Weber would like to get Alex Legion playing at full efficiency, but inexperience and the pressure cooker Big 10 schedule have kept him from getting more playing time.

"Alex didn't make shots. I think he's lost some confidence. I told him the other day in an individual meeting that we can be patient, but we're fighting to get into the NCAA and stay up in the Big 10 race. We can only be so patient. At Indiana, he took a two to start out and made it. And then he shot a three and made it.

"He comes in the other night and throws up three threes and misses all of them. Now he loses confidence and we lose a little trust. He's got to find ways to get a little better shots in the paint, maybe work a little harder to get some 12 footers. Be a little more patient. He still can make some points, so when we're struggling it would be nice if he could step up and make a couple for us."

Fifth year senior Calvin Brock has struggled the last few games, but Weber is still pleased with his improvement this season and hopes he can finish on a high note.

"I have to give him credit for hanging in there. He enjoys being part of the program. He's had his ups and downs. He's struggled off the court in the classroom at times. He did graduate, and I think he'll finish up and get his second degree. He's been a valuable member of our team.

"I would like him to have a nice finish. He gives us those energy points, dunks and runouts and jumpers. I think he's hit a little lull and has struggled the last 3-4 games. He had some opportunities the other night, but he just couldn't get them down. I'm happy for him, and I hope this helps him down the road in life also."
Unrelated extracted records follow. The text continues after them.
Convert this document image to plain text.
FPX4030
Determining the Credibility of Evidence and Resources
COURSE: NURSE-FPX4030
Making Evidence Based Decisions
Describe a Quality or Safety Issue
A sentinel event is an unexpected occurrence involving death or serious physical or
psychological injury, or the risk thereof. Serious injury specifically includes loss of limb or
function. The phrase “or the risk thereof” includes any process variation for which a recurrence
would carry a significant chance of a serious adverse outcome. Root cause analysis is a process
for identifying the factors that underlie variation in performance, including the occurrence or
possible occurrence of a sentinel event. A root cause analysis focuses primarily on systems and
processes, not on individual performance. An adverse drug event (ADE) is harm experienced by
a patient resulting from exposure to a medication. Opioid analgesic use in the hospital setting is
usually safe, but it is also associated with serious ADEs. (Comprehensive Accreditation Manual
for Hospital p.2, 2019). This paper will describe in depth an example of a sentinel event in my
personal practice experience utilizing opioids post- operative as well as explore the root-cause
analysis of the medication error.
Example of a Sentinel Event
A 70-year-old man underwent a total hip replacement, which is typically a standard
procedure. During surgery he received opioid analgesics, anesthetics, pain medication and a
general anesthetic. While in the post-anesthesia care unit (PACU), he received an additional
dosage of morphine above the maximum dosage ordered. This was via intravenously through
The Big 10 always gets a bad rap nationally this time of year as the scoring totals decline and the pace of play slows. Regardless of what others think, Weber believes there are positive reasons for the downturn.

"I've always said, we guard and we prepare. When you get to the second round in the Big 10, we know each other so well. We've got great arenas, great environments. I think that's a factor. Sellout crowds, the intensity of the game, the coaching, I think those are all factors when you look at scores.

"I think the preparation of the defense is better (than other conferences). You have coaches that really put some time in it with their kids. It makes a difference, especially the second time around. It's not every game. But when you do have those intense, grind out games, part of it is the defense."